In the same way that Black Lives Matter and the ruthlessness of police has grabbed the country by the shirt collar and shaken the pretense of progress on race to reveal how much systemic racism is still crippling the country, Trump will launch a million water cooler and kitchen table discussions about how deep seeded sexism remains throughout the country, high and low. In voices soft and loud, there will be tens of millions of women reminding men to not “go Trump” on them when they have something to say and need to be heard. Those women will find the opportunity to remind the men in their lives, sons, brothers, partners, and colleagues that they need to get right on this issue before they humiliate themselves and become pariahs among women.

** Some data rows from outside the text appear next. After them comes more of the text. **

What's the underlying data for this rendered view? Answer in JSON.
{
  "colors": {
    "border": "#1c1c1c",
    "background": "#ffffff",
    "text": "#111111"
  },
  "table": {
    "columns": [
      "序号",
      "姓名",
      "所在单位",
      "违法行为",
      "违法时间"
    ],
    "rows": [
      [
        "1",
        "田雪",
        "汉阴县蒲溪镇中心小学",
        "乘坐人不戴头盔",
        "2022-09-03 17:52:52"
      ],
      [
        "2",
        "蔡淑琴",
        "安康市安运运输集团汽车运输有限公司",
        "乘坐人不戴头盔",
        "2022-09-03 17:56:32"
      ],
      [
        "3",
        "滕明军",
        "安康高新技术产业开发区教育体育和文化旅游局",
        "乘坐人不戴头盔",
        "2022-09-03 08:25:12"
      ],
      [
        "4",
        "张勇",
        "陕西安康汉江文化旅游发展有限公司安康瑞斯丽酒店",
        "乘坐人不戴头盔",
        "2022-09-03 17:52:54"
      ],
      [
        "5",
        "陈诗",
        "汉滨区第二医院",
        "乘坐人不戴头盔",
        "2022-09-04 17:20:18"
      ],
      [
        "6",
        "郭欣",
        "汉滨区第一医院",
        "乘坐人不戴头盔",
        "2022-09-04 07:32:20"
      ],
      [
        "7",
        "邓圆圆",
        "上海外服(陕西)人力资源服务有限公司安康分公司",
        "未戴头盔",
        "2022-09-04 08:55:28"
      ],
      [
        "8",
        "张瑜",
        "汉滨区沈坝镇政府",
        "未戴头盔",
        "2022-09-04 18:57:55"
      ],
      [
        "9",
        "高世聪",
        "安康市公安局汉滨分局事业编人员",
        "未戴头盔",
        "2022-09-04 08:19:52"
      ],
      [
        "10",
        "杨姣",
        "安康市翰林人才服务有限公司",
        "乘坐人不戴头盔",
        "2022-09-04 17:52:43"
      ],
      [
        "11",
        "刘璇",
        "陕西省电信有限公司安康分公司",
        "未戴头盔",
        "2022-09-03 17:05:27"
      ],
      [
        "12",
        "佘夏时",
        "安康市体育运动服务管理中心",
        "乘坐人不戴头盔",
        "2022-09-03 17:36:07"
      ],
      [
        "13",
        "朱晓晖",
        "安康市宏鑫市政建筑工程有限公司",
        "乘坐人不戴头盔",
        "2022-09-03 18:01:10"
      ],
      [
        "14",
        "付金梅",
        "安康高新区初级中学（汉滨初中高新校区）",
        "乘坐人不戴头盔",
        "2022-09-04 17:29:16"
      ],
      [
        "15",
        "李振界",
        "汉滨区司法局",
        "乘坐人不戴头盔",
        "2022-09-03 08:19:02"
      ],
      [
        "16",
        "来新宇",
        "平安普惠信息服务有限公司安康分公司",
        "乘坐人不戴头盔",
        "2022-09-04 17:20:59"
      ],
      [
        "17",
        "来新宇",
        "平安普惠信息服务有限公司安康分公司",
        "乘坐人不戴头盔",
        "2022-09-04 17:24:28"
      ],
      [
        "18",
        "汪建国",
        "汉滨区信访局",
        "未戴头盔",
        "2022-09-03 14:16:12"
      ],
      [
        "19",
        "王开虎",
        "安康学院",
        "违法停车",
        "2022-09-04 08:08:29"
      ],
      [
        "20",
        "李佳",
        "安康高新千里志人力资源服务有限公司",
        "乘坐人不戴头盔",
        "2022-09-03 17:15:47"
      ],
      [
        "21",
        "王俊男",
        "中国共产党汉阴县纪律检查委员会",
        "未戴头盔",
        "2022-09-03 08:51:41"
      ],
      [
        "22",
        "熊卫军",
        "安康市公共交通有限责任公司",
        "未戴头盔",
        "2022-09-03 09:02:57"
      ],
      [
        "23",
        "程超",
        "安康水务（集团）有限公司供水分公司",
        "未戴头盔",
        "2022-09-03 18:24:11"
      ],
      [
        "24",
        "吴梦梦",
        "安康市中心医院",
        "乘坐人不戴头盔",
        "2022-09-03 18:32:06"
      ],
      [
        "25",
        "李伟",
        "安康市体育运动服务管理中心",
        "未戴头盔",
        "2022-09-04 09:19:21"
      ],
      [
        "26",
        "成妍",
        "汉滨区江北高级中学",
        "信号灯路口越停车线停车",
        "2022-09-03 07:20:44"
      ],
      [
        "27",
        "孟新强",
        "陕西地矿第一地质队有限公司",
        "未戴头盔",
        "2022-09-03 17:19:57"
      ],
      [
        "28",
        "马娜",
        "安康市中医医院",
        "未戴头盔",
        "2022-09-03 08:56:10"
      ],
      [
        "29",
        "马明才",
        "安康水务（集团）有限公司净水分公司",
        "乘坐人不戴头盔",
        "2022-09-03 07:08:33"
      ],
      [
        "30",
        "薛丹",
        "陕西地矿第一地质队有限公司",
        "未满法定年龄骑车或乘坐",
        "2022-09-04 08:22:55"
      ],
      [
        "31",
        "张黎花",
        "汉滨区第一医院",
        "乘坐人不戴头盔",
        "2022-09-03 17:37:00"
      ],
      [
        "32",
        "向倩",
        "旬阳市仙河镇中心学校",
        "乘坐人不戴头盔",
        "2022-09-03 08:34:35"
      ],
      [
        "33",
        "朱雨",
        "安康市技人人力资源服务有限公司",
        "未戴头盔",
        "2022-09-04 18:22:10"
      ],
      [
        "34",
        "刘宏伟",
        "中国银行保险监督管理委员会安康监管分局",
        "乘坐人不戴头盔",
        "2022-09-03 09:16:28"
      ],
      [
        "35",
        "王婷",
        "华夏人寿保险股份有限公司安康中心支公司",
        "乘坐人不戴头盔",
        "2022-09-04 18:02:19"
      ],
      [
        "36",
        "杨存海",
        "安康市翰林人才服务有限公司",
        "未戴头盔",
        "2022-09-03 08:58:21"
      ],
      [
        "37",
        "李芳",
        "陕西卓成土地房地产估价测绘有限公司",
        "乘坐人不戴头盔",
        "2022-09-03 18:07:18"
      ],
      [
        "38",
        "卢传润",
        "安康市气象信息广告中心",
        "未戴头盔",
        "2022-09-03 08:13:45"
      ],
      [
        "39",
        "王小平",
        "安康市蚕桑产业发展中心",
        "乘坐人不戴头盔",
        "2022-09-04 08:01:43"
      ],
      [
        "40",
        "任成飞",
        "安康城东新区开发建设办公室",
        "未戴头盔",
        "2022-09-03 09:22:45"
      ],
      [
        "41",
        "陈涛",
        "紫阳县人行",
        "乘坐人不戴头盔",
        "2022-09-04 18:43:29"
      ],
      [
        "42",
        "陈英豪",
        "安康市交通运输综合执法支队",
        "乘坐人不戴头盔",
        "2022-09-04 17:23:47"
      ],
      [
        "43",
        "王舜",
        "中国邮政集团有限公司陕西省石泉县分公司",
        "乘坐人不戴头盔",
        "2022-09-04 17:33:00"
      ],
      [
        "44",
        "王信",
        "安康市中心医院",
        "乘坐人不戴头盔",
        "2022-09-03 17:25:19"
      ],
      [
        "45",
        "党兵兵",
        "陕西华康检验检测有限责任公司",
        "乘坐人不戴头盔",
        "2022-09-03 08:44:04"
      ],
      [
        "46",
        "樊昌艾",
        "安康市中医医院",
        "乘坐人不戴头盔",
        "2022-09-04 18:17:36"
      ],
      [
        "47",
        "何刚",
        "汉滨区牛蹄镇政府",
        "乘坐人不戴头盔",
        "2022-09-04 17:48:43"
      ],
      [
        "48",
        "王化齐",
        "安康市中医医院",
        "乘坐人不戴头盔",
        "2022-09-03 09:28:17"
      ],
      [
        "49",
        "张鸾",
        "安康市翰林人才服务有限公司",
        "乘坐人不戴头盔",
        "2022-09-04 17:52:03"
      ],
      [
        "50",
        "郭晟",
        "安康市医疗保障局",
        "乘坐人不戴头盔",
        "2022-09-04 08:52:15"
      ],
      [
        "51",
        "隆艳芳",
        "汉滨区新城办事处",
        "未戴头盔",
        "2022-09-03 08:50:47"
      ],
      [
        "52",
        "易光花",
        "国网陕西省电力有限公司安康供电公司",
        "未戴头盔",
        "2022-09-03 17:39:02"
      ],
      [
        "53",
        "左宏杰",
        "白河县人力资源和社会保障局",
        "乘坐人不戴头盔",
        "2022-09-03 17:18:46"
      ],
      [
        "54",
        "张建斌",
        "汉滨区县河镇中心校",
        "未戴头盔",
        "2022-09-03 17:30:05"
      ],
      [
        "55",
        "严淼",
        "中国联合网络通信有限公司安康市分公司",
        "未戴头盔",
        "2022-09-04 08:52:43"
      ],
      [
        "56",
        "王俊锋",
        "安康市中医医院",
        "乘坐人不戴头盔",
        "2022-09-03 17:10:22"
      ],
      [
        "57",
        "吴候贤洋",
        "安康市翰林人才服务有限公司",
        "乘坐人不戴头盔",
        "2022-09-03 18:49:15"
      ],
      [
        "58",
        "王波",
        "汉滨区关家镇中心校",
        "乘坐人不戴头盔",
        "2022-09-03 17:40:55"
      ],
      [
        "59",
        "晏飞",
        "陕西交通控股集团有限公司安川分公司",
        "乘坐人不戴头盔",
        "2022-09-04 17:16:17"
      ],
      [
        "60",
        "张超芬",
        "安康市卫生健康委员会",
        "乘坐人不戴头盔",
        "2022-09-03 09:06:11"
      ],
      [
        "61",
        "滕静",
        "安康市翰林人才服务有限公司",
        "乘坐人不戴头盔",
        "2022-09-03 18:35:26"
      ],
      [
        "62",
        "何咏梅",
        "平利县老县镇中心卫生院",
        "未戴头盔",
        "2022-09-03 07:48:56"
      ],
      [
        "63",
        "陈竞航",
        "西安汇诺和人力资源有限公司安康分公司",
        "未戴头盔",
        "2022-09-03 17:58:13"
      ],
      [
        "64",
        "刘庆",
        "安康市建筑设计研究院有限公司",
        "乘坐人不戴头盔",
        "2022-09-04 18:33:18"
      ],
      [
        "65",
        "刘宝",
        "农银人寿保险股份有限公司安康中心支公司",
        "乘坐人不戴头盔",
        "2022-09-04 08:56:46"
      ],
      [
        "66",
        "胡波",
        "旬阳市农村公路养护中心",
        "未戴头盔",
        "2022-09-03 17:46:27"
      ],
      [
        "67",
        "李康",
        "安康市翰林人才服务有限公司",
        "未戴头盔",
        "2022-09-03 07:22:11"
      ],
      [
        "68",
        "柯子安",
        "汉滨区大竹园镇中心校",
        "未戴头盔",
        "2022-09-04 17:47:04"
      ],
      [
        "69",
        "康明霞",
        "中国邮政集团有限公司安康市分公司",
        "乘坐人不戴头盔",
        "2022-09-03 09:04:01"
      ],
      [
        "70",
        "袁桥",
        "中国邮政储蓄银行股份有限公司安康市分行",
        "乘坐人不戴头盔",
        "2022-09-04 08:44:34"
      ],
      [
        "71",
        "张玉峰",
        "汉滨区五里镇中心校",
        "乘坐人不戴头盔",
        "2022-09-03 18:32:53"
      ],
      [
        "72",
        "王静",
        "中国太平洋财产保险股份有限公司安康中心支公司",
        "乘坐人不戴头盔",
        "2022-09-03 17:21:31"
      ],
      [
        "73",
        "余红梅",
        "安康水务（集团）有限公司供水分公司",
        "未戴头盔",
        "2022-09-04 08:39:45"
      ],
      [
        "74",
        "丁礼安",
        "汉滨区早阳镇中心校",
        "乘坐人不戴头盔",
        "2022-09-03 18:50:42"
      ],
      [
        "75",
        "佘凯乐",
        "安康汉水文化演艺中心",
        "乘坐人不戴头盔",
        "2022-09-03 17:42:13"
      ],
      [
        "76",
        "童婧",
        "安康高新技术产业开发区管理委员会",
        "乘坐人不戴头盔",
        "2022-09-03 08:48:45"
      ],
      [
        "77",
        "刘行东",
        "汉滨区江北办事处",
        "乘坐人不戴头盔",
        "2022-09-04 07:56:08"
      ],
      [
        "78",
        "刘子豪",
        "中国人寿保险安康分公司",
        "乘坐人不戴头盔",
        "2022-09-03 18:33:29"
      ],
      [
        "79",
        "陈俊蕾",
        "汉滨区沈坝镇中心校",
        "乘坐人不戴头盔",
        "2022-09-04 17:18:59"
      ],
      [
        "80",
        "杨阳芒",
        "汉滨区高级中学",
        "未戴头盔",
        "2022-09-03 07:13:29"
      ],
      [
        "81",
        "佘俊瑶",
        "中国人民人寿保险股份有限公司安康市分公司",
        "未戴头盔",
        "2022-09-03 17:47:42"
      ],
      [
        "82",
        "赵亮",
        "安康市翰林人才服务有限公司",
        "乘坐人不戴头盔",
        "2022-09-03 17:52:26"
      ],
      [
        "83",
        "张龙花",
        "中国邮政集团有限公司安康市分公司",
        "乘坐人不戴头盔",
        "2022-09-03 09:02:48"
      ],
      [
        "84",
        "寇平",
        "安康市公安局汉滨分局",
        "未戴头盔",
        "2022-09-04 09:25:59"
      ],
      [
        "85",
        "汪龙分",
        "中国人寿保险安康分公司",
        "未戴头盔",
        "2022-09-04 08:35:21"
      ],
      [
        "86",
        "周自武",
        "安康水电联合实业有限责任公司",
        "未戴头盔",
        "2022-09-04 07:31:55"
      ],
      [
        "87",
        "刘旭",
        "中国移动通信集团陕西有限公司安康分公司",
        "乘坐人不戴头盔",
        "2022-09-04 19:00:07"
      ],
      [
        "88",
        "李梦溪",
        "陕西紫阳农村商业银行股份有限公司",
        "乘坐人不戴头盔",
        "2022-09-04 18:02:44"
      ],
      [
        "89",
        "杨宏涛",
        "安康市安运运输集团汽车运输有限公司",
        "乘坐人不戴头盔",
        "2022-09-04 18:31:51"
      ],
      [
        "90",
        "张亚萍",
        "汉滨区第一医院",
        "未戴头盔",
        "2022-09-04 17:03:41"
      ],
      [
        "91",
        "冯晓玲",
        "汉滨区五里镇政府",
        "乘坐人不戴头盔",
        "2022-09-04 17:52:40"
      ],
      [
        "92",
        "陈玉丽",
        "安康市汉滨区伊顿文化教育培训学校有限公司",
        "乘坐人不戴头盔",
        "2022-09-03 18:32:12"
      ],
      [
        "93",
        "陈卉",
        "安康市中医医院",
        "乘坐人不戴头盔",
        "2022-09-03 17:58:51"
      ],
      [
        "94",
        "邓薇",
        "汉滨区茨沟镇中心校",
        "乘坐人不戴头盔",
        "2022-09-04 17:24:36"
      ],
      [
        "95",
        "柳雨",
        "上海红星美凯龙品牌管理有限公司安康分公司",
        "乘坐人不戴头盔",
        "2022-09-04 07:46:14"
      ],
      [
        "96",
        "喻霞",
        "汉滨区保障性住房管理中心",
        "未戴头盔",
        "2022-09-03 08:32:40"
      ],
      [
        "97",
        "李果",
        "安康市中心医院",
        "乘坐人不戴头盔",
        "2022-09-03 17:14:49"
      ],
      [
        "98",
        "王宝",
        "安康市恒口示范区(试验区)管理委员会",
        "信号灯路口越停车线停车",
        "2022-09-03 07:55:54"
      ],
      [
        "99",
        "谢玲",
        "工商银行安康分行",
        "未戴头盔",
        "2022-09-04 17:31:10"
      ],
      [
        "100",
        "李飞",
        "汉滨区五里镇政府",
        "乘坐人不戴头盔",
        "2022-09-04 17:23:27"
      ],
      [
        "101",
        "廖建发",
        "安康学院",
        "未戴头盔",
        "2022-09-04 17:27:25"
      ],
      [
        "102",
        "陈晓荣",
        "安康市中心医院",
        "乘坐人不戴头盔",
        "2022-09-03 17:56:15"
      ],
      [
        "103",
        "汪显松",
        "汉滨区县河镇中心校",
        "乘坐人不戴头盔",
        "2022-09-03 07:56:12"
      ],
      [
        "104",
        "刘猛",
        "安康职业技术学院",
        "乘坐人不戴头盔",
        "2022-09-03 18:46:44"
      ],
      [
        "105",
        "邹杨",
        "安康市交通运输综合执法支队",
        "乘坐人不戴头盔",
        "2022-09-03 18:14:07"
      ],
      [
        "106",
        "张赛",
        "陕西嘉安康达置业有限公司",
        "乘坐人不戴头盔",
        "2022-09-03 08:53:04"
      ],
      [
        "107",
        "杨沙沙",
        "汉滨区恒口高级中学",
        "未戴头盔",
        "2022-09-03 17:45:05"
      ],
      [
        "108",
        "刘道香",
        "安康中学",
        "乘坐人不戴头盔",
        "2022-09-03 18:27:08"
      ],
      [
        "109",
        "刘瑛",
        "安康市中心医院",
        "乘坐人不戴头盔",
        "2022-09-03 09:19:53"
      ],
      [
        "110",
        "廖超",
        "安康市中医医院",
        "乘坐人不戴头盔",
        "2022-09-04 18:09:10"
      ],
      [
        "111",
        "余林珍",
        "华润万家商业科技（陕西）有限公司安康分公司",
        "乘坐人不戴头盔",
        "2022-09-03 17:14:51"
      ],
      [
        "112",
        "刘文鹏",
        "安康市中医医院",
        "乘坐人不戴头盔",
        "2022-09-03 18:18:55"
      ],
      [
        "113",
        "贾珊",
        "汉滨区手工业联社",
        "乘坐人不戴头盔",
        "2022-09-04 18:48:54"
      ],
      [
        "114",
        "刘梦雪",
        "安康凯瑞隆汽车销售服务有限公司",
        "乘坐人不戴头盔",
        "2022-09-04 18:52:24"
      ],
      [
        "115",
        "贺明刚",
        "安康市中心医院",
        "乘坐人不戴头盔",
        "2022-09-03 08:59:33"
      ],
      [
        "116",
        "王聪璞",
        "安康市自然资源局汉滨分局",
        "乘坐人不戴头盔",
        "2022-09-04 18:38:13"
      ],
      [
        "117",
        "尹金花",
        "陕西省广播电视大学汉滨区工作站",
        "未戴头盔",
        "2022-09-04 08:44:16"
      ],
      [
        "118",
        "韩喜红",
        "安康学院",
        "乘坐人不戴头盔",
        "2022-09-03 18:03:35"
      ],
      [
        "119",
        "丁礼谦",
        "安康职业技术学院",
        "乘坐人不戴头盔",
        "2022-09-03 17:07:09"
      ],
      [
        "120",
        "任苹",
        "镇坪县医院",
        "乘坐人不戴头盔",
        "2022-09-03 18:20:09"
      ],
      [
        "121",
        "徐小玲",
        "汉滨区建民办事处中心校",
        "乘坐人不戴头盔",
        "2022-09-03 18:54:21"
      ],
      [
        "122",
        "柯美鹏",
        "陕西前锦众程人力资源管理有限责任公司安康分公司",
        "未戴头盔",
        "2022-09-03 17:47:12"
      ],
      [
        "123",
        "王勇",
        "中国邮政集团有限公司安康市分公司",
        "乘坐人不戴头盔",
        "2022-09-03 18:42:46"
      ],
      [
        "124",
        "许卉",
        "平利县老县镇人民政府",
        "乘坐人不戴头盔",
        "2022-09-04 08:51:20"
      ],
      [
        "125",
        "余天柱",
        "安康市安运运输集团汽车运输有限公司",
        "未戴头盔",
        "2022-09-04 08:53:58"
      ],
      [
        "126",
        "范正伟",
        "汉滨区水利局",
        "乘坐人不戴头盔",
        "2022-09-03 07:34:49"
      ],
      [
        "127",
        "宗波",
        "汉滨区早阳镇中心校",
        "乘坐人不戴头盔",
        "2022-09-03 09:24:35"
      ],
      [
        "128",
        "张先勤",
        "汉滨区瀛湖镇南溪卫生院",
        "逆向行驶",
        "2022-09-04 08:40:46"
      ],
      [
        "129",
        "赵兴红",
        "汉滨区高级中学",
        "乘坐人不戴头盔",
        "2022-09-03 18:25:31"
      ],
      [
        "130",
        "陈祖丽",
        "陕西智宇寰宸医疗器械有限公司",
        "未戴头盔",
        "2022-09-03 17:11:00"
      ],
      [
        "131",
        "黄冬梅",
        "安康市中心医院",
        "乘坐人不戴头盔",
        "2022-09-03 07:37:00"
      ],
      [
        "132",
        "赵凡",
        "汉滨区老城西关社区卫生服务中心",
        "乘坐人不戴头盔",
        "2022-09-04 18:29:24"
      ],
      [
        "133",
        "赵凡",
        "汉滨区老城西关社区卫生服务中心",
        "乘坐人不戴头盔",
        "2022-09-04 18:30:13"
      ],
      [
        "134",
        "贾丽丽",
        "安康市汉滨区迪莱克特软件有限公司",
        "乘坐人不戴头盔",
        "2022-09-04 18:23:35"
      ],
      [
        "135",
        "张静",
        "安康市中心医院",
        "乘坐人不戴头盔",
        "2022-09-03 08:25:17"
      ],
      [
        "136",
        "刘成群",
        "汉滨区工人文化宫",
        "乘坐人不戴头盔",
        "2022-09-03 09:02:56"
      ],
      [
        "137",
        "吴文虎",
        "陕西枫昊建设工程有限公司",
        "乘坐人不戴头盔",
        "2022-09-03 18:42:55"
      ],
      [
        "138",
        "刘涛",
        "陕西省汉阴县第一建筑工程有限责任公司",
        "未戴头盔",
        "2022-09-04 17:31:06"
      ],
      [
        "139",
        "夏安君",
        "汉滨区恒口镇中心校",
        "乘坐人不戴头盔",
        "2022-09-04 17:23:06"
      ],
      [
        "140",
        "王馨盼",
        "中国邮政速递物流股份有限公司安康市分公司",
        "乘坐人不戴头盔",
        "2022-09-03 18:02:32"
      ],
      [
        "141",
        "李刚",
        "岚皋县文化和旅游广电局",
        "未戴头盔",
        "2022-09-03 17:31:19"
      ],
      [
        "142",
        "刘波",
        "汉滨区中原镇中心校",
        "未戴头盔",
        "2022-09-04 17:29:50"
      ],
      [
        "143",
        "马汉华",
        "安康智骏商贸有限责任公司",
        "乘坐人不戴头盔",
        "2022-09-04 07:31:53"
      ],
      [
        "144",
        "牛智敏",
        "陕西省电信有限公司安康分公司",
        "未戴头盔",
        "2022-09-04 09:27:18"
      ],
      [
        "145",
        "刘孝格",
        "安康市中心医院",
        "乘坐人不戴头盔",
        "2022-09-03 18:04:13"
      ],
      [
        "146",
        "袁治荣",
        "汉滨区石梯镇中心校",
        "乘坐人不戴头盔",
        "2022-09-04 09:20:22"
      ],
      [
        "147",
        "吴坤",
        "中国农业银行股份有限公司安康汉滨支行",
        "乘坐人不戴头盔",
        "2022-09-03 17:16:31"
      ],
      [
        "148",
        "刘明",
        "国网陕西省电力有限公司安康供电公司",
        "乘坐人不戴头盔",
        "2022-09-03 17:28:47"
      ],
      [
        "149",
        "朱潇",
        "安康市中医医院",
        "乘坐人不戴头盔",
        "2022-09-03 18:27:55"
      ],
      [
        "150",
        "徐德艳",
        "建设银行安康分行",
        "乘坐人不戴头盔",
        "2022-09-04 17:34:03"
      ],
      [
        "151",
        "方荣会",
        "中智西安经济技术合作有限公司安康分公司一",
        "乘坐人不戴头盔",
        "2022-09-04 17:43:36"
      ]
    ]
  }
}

You know, like Trump did.
That’s the problem with this whole fake issue of “political correctness.” That’s camouflage being worn by Trump and some of his supporters as a claim that the problem is language, and not the beliefs themselves. No matter what lipstick you put on a pig, it’s still a pig. No matter how you dress up sexism and racism, these diseases are still viral it seems throughout our society, and Trump is proving in his candidacy and campaign that they are popular and pronounced. Every time he opens his mouth, interrupts, and spouts his “tell it like it is” racism and misogyny, he is also sending messages that repel good people everywhere and move them to recoil in horror and humiliation, and vow to change themselves and force others to do so as well.
When all of this is said and done, we may owe him some inadvertent and unearned thanks for showing all of us how we should never be and helping those silenced to raise their voices for change.